You have a very important point here. I believe that most people actually use the expression in the moral sense.
Throughout history, many countries have used 'teaching others to be civlized' - meaning 'like us' - as an excuse for conquest. People who consider themselves civilized feel superior to people they consider uncivilized and this is - even in recent times - still an excuse to run them over.
Civilized as in our moral, our religion, our technology, our complex societies.
But it was always about power and resources and money.
There is still this idea today that humans progress towards something better automatically - in spite of Darwin, it is seen as if there is some master plan behind it all. And of course it is our culture that is the superior one - whoever 'we' are - our culture that we must at all costs and with all methods bring to others.

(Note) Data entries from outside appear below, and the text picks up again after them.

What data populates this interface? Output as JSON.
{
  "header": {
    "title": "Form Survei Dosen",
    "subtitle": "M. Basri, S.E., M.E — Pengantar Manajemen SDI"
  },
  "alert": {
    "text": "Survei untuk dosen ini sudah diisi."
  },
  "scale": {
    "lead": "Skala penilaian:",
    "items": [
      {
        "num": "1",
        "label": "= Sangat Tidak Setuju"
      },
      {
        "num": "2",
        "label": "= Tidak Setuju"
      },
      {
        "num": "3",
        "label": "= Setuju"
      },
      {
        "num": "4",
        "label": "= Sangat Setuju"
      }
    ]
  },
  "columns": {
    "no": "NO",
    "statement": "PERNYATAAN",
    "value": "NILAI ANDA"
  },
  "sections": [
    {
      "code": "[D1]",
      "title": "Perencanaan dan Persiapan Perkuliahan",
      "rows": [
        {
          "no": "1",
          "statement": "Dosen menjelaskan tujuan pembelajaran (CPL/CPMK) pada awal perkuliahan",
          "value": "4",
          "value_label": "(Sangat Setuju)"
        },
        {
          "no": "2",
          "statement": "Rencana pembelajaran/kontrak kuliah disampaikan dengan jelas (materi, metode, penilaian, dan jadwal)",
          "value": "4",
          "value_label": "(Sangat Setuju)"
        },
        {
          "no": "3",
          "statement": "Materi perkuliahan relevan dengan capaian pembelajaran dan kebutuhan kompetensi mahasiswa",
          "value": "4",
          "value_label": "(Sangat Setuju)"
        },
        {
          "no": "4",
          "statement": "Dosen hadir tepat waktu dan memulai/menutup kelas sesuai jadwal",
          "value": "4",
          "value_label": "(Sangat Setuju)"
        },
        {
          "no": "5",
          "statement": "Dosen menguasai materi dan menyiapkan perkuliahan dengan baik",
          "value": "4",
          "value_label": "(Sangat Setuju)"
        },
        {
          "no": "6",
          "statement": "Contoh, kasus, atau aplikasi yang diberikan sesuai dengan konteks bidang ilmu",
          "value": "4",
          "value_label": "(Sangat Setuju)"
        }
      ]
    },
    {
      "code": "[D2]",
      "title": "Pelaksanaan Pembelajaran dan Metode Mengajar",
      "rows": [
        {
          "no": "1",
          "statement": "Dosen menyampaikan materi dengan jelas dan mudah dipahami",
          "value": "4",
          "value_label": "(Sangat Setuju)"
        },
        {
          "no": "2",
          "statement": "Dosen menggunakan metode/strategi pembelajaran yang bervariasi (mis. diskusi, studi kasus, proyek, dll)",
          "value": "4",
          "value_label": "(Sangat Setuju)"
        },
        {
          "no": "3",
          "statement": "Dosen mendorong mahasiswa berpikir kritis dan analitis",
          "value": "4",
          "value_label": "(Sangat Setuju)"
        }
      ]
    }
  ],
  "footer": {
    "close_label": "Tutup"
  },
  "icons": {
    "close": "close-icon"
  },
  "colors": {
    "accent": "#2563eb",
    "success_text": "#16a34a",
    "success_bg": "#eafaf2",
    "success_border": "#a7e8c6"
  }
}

In this discussion we start talking about the kind of society we would like to have, or which we think will come. Much better.
I agree with Thorne about tolerance between humans, and would add respect for other living creatures and for the earth we must all feed off. I would consider civilized a society where fear, greed and hate can only be an individual thing, not something that can for instance make leaders take a country to war. Most wars are based on greed, and some on fear or hate.

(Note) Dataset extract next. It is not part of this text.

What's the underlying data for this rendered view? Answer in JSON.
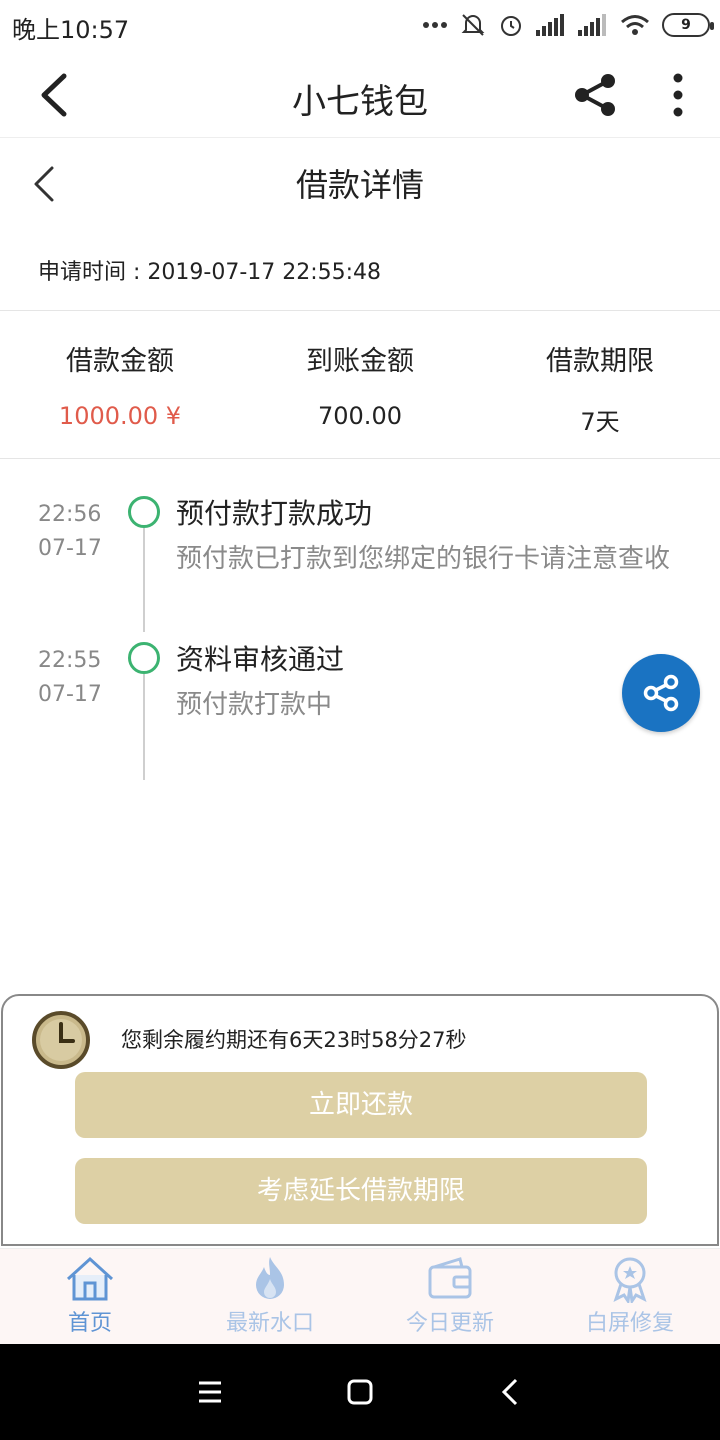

I also do not consider the extent of or absent of technology a measure of civilization or of lack of it. It is how we are with each other that will determine the future.
I consider a too technology-dependant society a society heading towards collaps. With all its advantages it also makes us much too weak and vulnerable. A civilized society is a stable society.

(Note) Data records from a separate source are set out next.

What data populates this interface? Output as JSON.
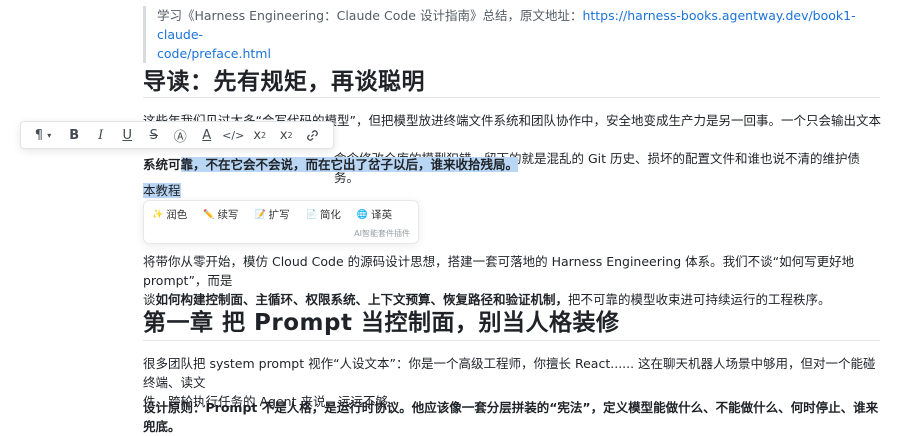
{
  "quote": {
    "prefix": "学习《Harness Engineering：Claude Code 设计指南》总结，原文地址：",
    "link_line1": "https://harness-books.agentway.dev/book1-claude-",
    "link_line2": "code/preface.html"
  },
  "heading1": "导读：先有规矩，再谈聪明",
  "para1": {
    "line1": "这些年我们见过太多“会写代码的模型”，但把模型放进终端文件系统和团队协作中，安全地变成生产力是另一回事。一个只会输出文本的模型犯",
    "line2": "命令修改仓库的模型犯错，留下的就是混乱的 Git 历史、损坏的配置文件和谁也说不清的维护债务。"
  },
  "para2": {
    "plain": "系统可",
    "selected": "靠，不在它会不会说，而在它出了岔子以后，谁来收拾残局。"
  },
  "para3": "本教程",
  "toolbar": {
    "items": [
      {
        "label": "¶ ▾",
        "name": "paragraph-style-button"
      },
      {
        "label": "B",
        "name": "bold-button"
      },
      {
        "label": "I",
        "name": "italic-button"
      },
      {
        "label": "U",
        "name": "underline-button"
      },
      {
        "label": "S",
        "name": "strikethrough-button"
      },
      {
        "label": "Ⓐ",
        "name": "highlight-button"
      },
      {
        "label": "A",
        "name": "font-color-button"
      },
      {
        "label": "</>",
        "name": "inline-code-button"
      },
      {
        "label": "x²",
        "name": "superscript-button"
      },
      {
        "label": "x₂",
        "name": "subscript-button"
      },
      {
        "label": "🔗",
        "name": "link-button"
      }
    ]
  },
  "ai_popup": {
    "buttons": [
      {
        "icon": "✨",
        "label": "润色"
      },
      {
        "icon": "✏️",
        "label": "续写"
      },
      {
        "icon": "📝",
        "label": "扩写"
      },
      {
        "icon": "📄",
        "label": "简化"
      },
      {
        "icon": "🌐",
        "label": "译英"
      }
    ],
    "footer": "AI智能套件插件"
  },
  "para4": {
    "line1": "将带你从零开始，模仿 Cloud Code 的源码设计思想，搭建一套可落地的 Harness Engineering 体系。我们不谈“如何写更好地 prompt”，而是",
    "line2_prefix": "谈",
    "line2_bold": "如何构建控制面、主循环、权限系统、上下文预算、恢复路径和验证机制，",
    "line2_suffix": "把不可靠的模型收束进可持续运行的工程秩序。"
  },
  "heading2": "第一章 把 Prompt 当控制面，别当人格装修",
  "para5": {
    "line1": "很多团队把 system prompt 视作“人设文本”：你是一个高级工程师，你擅长 React...... 这在聊天机器人场景中够用，但对一个能碰终端、读文",
    "line2": "件、跨轮执行任务的 Agent 来说，远远不够。"
  },
  "para6": "设计原则：Prompt 不是人格，是运行时协议。他应该像一套分层拼装的“宪法”，定义模型能做什么、不能做什么、何时停止、谁来兜底。"
}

Freedom is all important. Without sufficient influence on our own lives we have no human dignity and life has no meaning. Too strong central control makes a society uncivilized, IMO.
But cilivizations tend to be complex, and the more complex, the less freedom. The bigger, the less personal, and the less effect of our natural tribe co-operation. So, as I see it civilizations cannot be too big without without becoming meaningless or falling apart.
Defined like that, are civilizations good or bad?Sticking strictly to the practical, I would define civilisation as any system of social mechanisms that allow people to co-operate on a larger scale than the clan or tribe.
As I see it, there is a limit to how far this developement should be allowed to go. You end up with using resources faster than they can be regrown, or use them up, and you end up loosing far too much individual freedom and meaning with life.But we know from the Neolithic farming towns that at some point people learnt to hold a bigger group together. They developed structures, ways of organising that didn't depend on everyone knowing everyone else, so that a community could go on co-ordinating its efforts while growing beyond the limits of a tribe and spreading beyond a closed group. The benefit was to enlarge the power of co-ordination plus variability. The bigger the group, the more different specialists it can support, and the better they can get at their specialty; the wider the group's territory, the more different natural resources it can exploit at once. Cultural natural selection favoured the groups that could find ways to stay co-ordinated while growing even bigger and wider spread, from village to town, from town to city with its hinterland of towns, from city-state to nation (and, if the gods spare us, from nation to world.) And those methods of co-ordination are what we call civilisation.
Money is probably seen as a function of civilization. Yet now that we no longer catch or grow our own individual food, money means that the economical ups and downs determine whether we live or die. Factors now so complicated that noone can overview them, and over which we have little influence, even if our politicians think we do.
How would you characterize the Western societies?As I said at the start, this is a strictly pragmatic definition and says nothing about whether those methods are good or bad. In practice, they have ranged from democracy to tyranny.